Une autre raison pour laquelle la propriété occupante va reculer inexorablement est son coût de fonctionnement. La fiscalité locale est déséquilibrée depuis la suppression de la taxe d’habitation et la taxe foncière n’a pas fini d’augmenter. Les contraintes, fussent-elles salutaires, de rénovation environnementale des logements, créent une charge que beaucoup de primo-accédants et d’accédants tout court ne peuvent assumer. Les charges courantes s’alourdissent toutes dans le même temps, singulièrement en copropriété.

Le statut de locataire, le seuil qui vaille pour une part croissante des Français

Enfin, le rapport des Français à la propriété, que tous les sondages s’évertuent à montrer intact, ne l’est peut-être pas… L’obligation de mobilité pour le travail fait mauvais ménage avec la viscosité de la propriété, en grande partie à cause de la fiscalité de l’achat, avec des droits de mutation de près d’un dixième du prix du bien. L’instabilité des structures familiales, qui se disloquent aujourd’hui plus facilement que jadis, plaise aussi pour des achats différés au moment où les acquéreurs ont le sentiment d’une certaine solidité sentimentale, de plus en plus tardive. Sans compter le goût pour la jouissance, qui prend lentement mais sûrement le pas sur celui de la détention, certes davantage chez les catégories socio-professionnelles supérieures d’abord, mais pas seulement. En clair, les enquêtes ne mentent pas, les enquêtés expriment leur croyance profonde, sauf qu’il y a de plus en plus loin de la coupe aux lèvres.

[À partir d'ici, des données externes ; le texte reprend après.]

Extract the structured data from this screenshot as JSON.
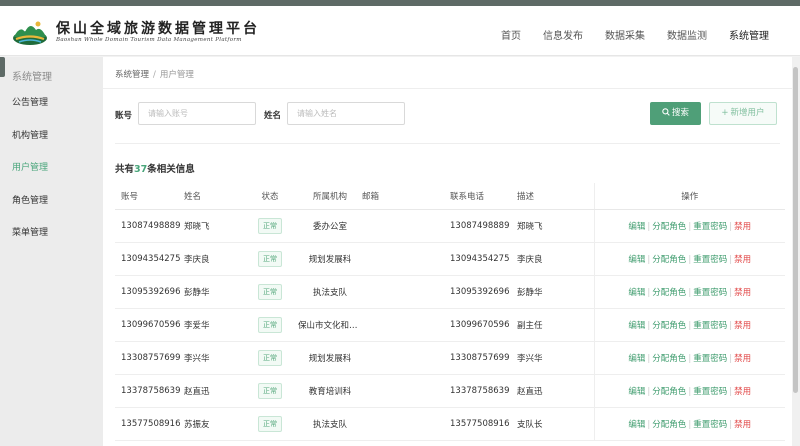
{
  "brand": {
    "title": "保山全域旅游数据管理平台",
    "subtitle": "Baoshan Whole Domain Tourism Data Management Platform",
    "colors": {
      "accent": "#48a57a",
      "danger": "#e24a4a",
      "dark": "#5e6a66"
    }
  },
  "topnav": [
    {
      "label": "首页",
      "active": false
    },
    {
      "label": "信息发布",
      "active": false
    },
    {
      "label": "数据采集",
      "active": false
    },
    {
      "label": "数据监测",
      "active": false
    },
    {
      "label": "系统管理",
      "active": true
    }
  ],
  "sidebar": {
    "title": "系统管理",
    "items": [
      {
        "label": "公告管理",
        "active": false
      },
      {
        "label": "机构管理",
        "active": false
      },
      {
        "label": "用户管理",
        "active": true
      },
      {
        "label": "角色管理",
        "active": false
      },
      {
        "label": "菜单管理",
        "active": false
      }
    ]
  },
  "breadcrumb": {
    "parent": "系统管理",
    "separator": "/",
    "current": "用户管理"
  },
  "filters": {
    "account_label": "账号",
    "account_placeholder": "请输入账号",
    "name_label": "姓名",
    "name_placeholder": "请输入姓名",
    "search_label": "搜索",
    "search_icon": "search-icon",
    "add_label": "新增用户",
    "add_icon": "plus-icon"
  },
  "summary": {
    "prefix": "共有",
    "count": "37",
    "suffix": "条相关信息"
  },
  "table": {
    "headers": {
      "account": "账号",
      "name": "姓名",
      "status": "状态",
      "org": "所属机构",
      "email": "邮箱",
      "phone": "联系电话",
      "desc": "描述",
      "ops": "操作"
    },
    "actions": {
      "edit": "编辑",
      "assign_role": "分配角色",
      "reset_password": "重置密码",
      "disable": "禁用",
      "sep": "|"
    },
    "rows": [
      {
        "account": "13087498889",
        "name": "郑晓飞",
        "status": "正常",
        "org": "委办公室",
        "email": "",
        "phone": "13087498889",
        "desc": "郑晓飞"
      },
      {
        "account": "13094354275",
        "name": "李庆良",
        "status": "正常",
        "org": "规划发展科",
        "email": "",
        "phone": "13094354275",
        "desc": "李庆良"
      },
      {
        "account": "13095392696",
        "name": "彭静华",
        "status": "正常",
        "org": "执法支队",
        "email": "",
        "phone": "13095392696",
        "desc": "彭静华"
      },
      {
        "account": "13099670596",
        "name": "李爱华",
        "status": "正常",
        "org": "保山市文化和旅…",
        "email": "",
        "phone": "13099670596",
        "desc": "副主任"
      },
      {
        "account": "13308757699",
        "name": "李兴华",
        "status": "正常",
        "org": "规划发展科",
        "email": "",
        "phone": "13308757699",
        "desc": "李兴华"
      },
      {
        "account": "13378758639",
        "name": "赵直迅",
        "status": "正常",
        "org": "教育培训科",
        "email": "",
        "phone": "13378758639",
        "desc": "赵直迅"
      },
      {
        "account": "13577508916",
        "name": "苏振友",
        "status": "正常",
        "org": "执法支队",
        "email": "",
        "phone": "13577508916",
        "desc": "支队长"
      }
    ]
  }
}
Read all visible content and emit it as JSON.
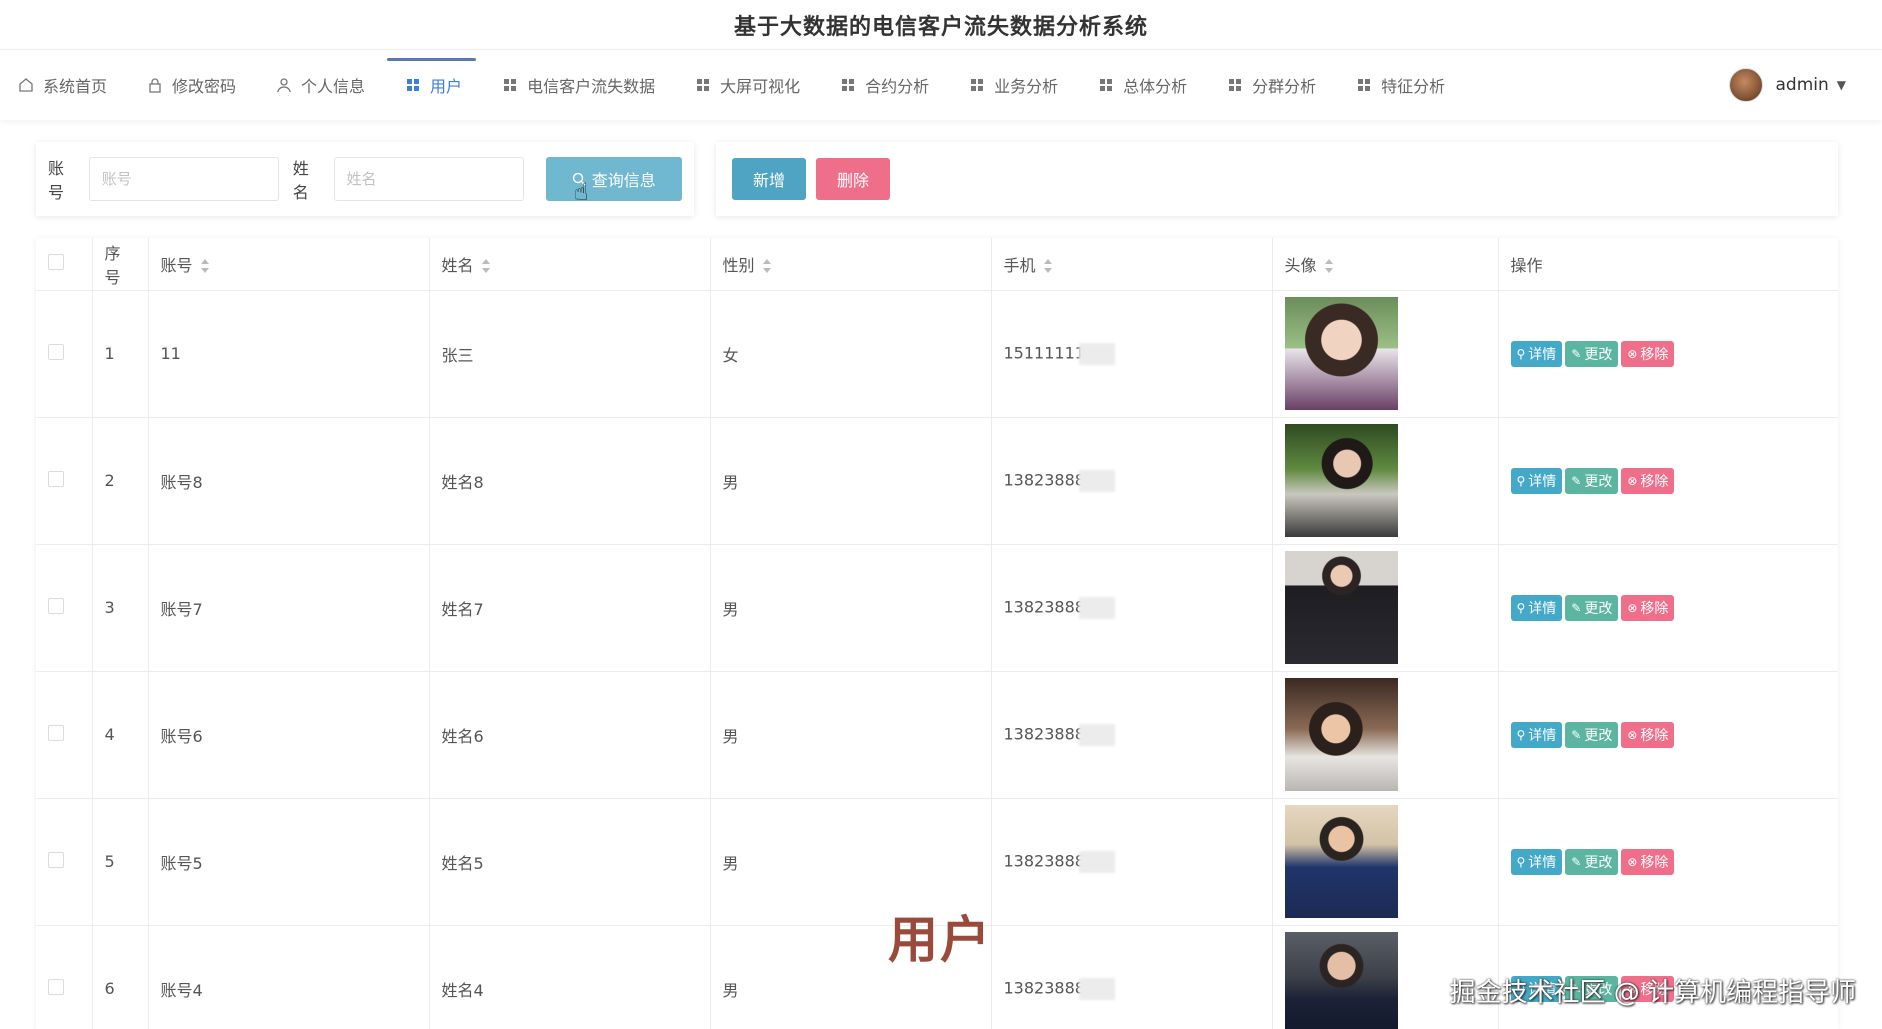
{
  "app": {
    "title": "基于大数据的电信客户流失数据分析系统"
  },
  "nav": {
    "items": [
      {
        "label": "系统首页",
        "icon": "home-icon"
      },
      {
        "label": "修改密码",
        "icon": "lock-icon"
      },
      {
        "label": "个人信息",
        "icon": "person-icon"
      },
      {
        "label": "用户",
        "icon": "grid-icon",
        "active": true
      },
      {
        "label": "电信客户流失数据",
        "icon": "grid-icon"
      },
      {
        "label": "大屏可视化",
        "icon": "grid-icon"
      },
      {
        "label": "合约分析",
        "icon": "grid-icon"
      },
      {
        "label": "业务分析",
        "icon": "grid-icon"
      },
      {
        "label": "总体分析",
        "icon": "grid-icon"
      },
      {
        "label": "分群分析",
        "icon": "grid-icon"
      },
      {
        "label": "特征分析",
        "icon": "grid-icon"
      }
    ],
    "user": {
      "name": "admin"
    }
  },
  "search": {
    "account_label": "账号",
    "account_placeholder": "账号",
    "name_label": "姓名",
    "name_placeholder": "姓名",
    "query_button": "查询信息"
  },
  "actions": {
    "add": "新增",
    "delete": "删除"
  },
  "table": {
    "headers": {
      "index": "序号",
      "account": "账号",
      "name": "姓名",
      "gender": "性别",
      "phone": "手机",
      "avatar": "头像",
      "ops": "操作"
    },
    "ops": {
      "detail": "详情",
      "edit": "更改",
      "remove": "移除"
    },
    "rows": [
      {
        "index": "1",
        "account": "11",
        "name": "张三",
        "gender": "女",
        "phone": "15111111"
      },
      {
        "index": "2",
        "account": "账号8",
        "name": "姓名8",
        "gender": "男",
        "phone": "13823888"
      },
      {
        "index": "3",
        "account": "账号7",
        "name": "姓名7",
        "gender": "男",
        "phone": "13823888"
      },
      {
        "index": "4",
        "account": "账号6",
        "name": "姓名6",
        "gender": "男",
        "phone": "13823888"
      },
      {
        "index": "5",
        "account": "账号5",
        "name": "姓名5",
        "gender": "男",
        "phone": "13823888"
      },
      {
        "index": "6",
        "account": "账号4",
        "name": "姓名4",
        "gender": "男",
        "phone": "13823888"
      }
    ]
  },
  "overlay": {
    "caption": "用户",
    "watermark": "掘金技术社区 @ 计算机编程指导师"
  },
  "colors": {
    "accent": "#3c7de0",
    "search_btn": "#6fb8cf",
    "add_btn": "#4fa4c4",
    "delete_btn": "#ef6f8b"
  }
}
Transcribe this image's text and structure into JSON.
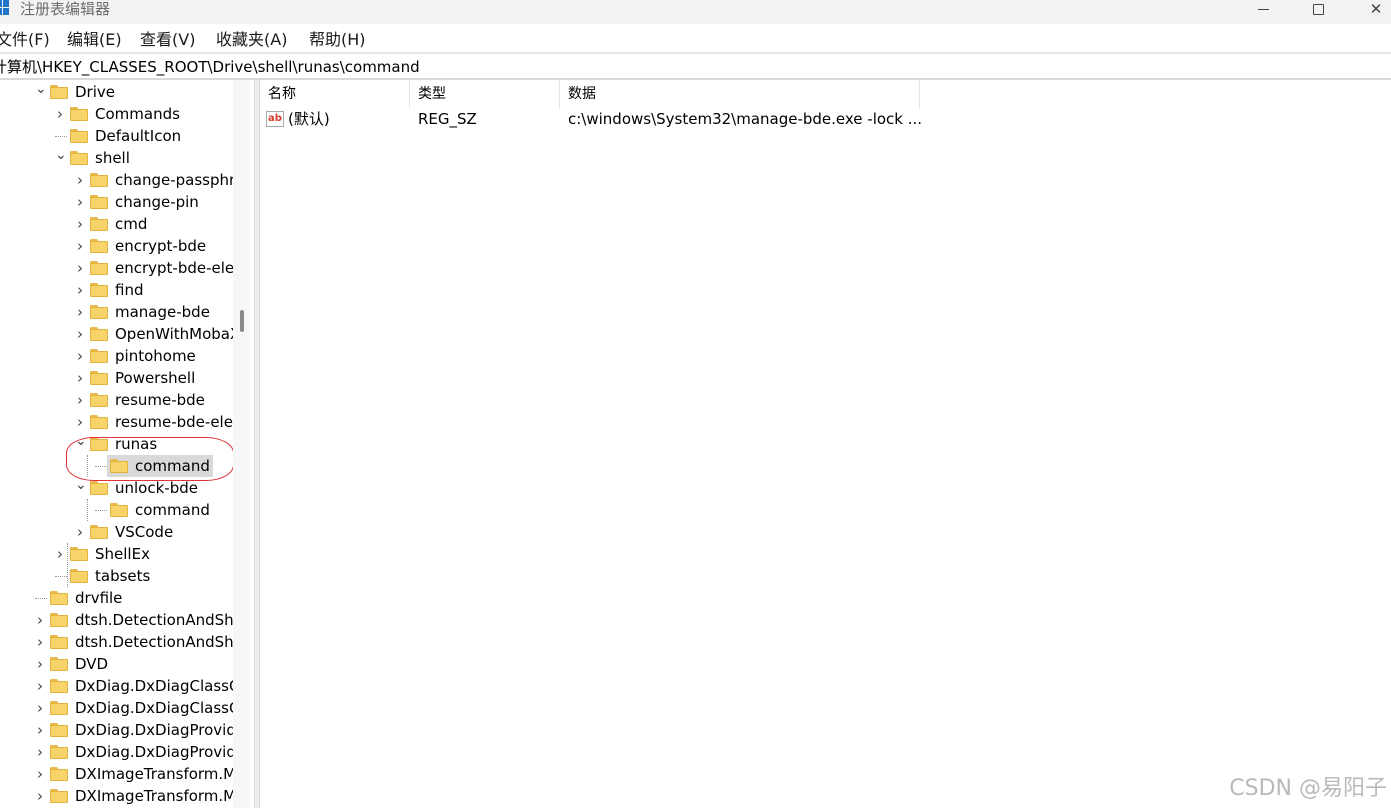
{
  "window": {
    "title": "注册表编辑器",
    "controls": [
      "minimize-icon",
      "maximize-icon",
      "close-icon"
    ]
  },
  "menu": [
    "文件(F)",
    "编辑(E)",
    "查看(V)",
    "收藏夹(A)",
    "帮助(H)"
  ],
  "address": "计算机\\HKEY_CLASSES_ROOT\\Drive\\shell\\runas\\command",
  "tree": {
    "items": [
      {
        "label": "Drive",
        "expand": "expanded"
      },
      {
        "label": "Commands",
        "expand": "collapsed"
      },
      {
        "label": "DefaultIcon",
        "expand": "none"
      },
      {
        "label": "shell",
        "expand": "expanded"
      },
      {
        "label": "change-passphrase",
        "expand": "collapsed"
      },
      {
        "label": "change-pin",
        "expand": "collapsed"
      },
      {
        "label": "cmd",
        "expand": "collapsed"
      },
      {
        "label": "encrypt-bde",
        "expand": "collapsed"
      },
      {
        "label": "encrypt-bde-elev",
        "expand": "collapsed"
      },
      {
        "label": "find",
        "expand": "collapsed"
      },
      {
        "label": "manage-bde",
        "expand": "collapsed"
      },
      {
        "label": "OpenWithMobaXterm",
        "expand": "collapsed"
      },
      {
        "label": "pintohome",
        "expand": "collapsed"
      },
      {
        "label": "Powershell",
        "expand": "collapsed"
      },
      {
        "label": "resume-bde",
        "expand": "collapsed"
      },
      {
        "label": "resume-bde-elev",
        "expand": "collapsed"
      },
      {
        "label": "runas",
        "expand": "expanded"
      },
      {
        "label": "command",
        "expand": "none",
        "selected": true
      },
      {
        "label": "unlock-bde",
        "expand": "expanded"
      },
      {
        "label": "command",
        "expand": "none"
      },
      {
        "label": "VSCode",
        "expand": "collapsed"
      },
      {
        "label": "ShellEx",
        "expand": "collapsed"
      },
      {
        "label": "tabsets",
        "expand": "none"
      },
      {
        "label": "drvfile",
        "expand": "none"
      },
      {
        "label": "dtsh.DetectionAndSharing",
        "expand": "collapsed"
      },
      {
        "label": "dtsh.DetectionAndSharing",
        "expand": "collapsed"
      },
      {
        "label": "DVD",
        "expand": "collapsed"
      },
      {
        "label": "DxDiag.DxDiagClassObject",
        "expand": "collapsed"
      },
      {
        "label": "DxDiag.DxDiagClassObject",
        "expand": "collapsed"
      },
      {
        "label": "DxDiag.DxDiagProvider",
        "expand": "collapsed"
      },
      {
        "label": "DxDiag.DxDiagProvider",
        "expand": "collapsed"
      },
      {
        "label": "DXImageTransform.M",
        "expand": "collapsed"
      },
      {
        "label": "DXImageTransform.M",
        "expand": "collapsed"
      }
    ]
  },
  "values_table": {
    "columns": [
      "名称",
      "类型",
      "数据"
    ],
    "rows": [
      {
        "icon": "string-value-icon",
        "icon_text": "ab",
        "name": "(默认)",
        "type": "REG_SZ",
        "data": "c:\\windows\\System32\\manage-bde.exe -lock ..."
      }
    ]
  },
  "watermark": "CSDN @易阳子",
  "colors": {
    "folder": "#f7d46a",
    "selection": "#d9d9d9",
    "annotation": "#e0303a"
  }
}
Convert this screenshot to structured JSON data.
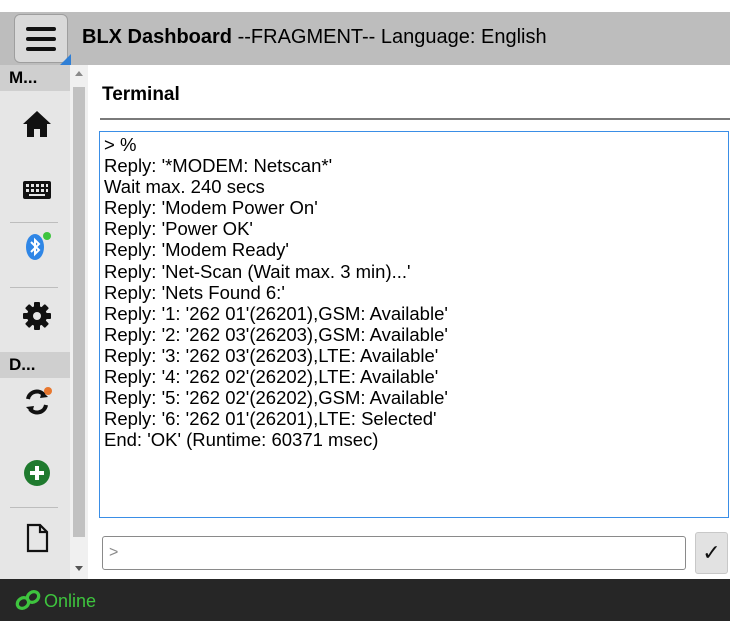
{
  "header": {
    "app_name": "BLX Dashboard",
    "subtitle": " --FRAGMENT-- Language: English"
  },
  "sidebar": {
    "section1_label": "M...",
    "section2_label": "D...",
    "items": [
      {
        "icon": "home-icon"
      },
      {
        "icon": "keyboard-icon"
      },
      {
        "icon": "bluetooth-icon",
        "badge_color": "#3ec43e"
      },
      {
        "icon": "gear-icon"
      },
      {
        "icon": "sync-icon",
        "badge_color": "#e8772e"
      },
      {
        "icon": "add-circle-icon"
      },
      {
        "icon": "file-icon"
      }
    ]
  },
  "main": {
    "title": "Terminal",
    "terminal_lines": [
      "> %",
      "Reply: '*MODEM: Netscan*'",
      "Wait max. 240 secs",
      "Reply: 'Modem Power On'",
      "Reply: 'Power OK'",
      "Reply: 'Modem Ready'",
      "Reply: 'Net-Scan (Wait max. 3 min)...'",
      "Reply: 'Nets Found 6:'",
      "Reply: '1: '262 01'(26201),GSM: Available'",
      "Reply: '2: '262 03'(26203),GSM: Available'",
      "Reply: '3: '262 03'(26203),LTE: Available'",
      "Reply: '4: '262 02'(26202),LTE: Available'",
      "Reply: '5: '262 02'(26202),GSM: Available'",
      "Reply: '6: '262 01'(26201),LTE: Selected'",
      "End: 'OK' (Runtime: 60371 msec)"
    ],
    "input_placeholder": ">",
    "send_label": "✓"
  },
  "footer": {
    "status": "Online",
    "status_color": "#3ec43e"
  }
}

Pour ces raison fortes, le statut de locataire va prendre une importance qu’on a tout fait pour lui faire perdre. On a sincèrement voulu, collectivement, une France de propriétaires de leur résidence principale, sécurisés par leur patrimoine, ancrés dans la vie en quelque sorte, pour qui la perspective économique de la retraite est moins inquiétante. On n’y est pas parvenu, et même on a amorcé le chemin inverse. C’est donc sur les propriétaires investisseurs qu’il faut désormais compter pour assurer l’offre de logement qui convient à notre siècle, en tout cas à la génération du moment et probablement à la suivante. Sans un statut attractif et équitable, on ne les mobilisera pas par centaines de milliers. L’enjeu est lourd, plus lourd qu’on ne le pensait lorsque la filière, il y a déjà plusieurs années, a demandé aux pouvoirs publics une considération fiscale de droit commun pour les ménages investisseurs. Ne pas bâtir ce régime ne freinera pas uniquement le déploiement du parc locatif, mais compromettra durablement la possibilité de loger les Français. Car le vrai sujet n’est plus désormais de favoriser le statut du bailleur. Il est de permettre d’avoir le statut de locataire, le seul qui vaille pour une part croissante de nos compatriotes, qu’on le veuille ou non.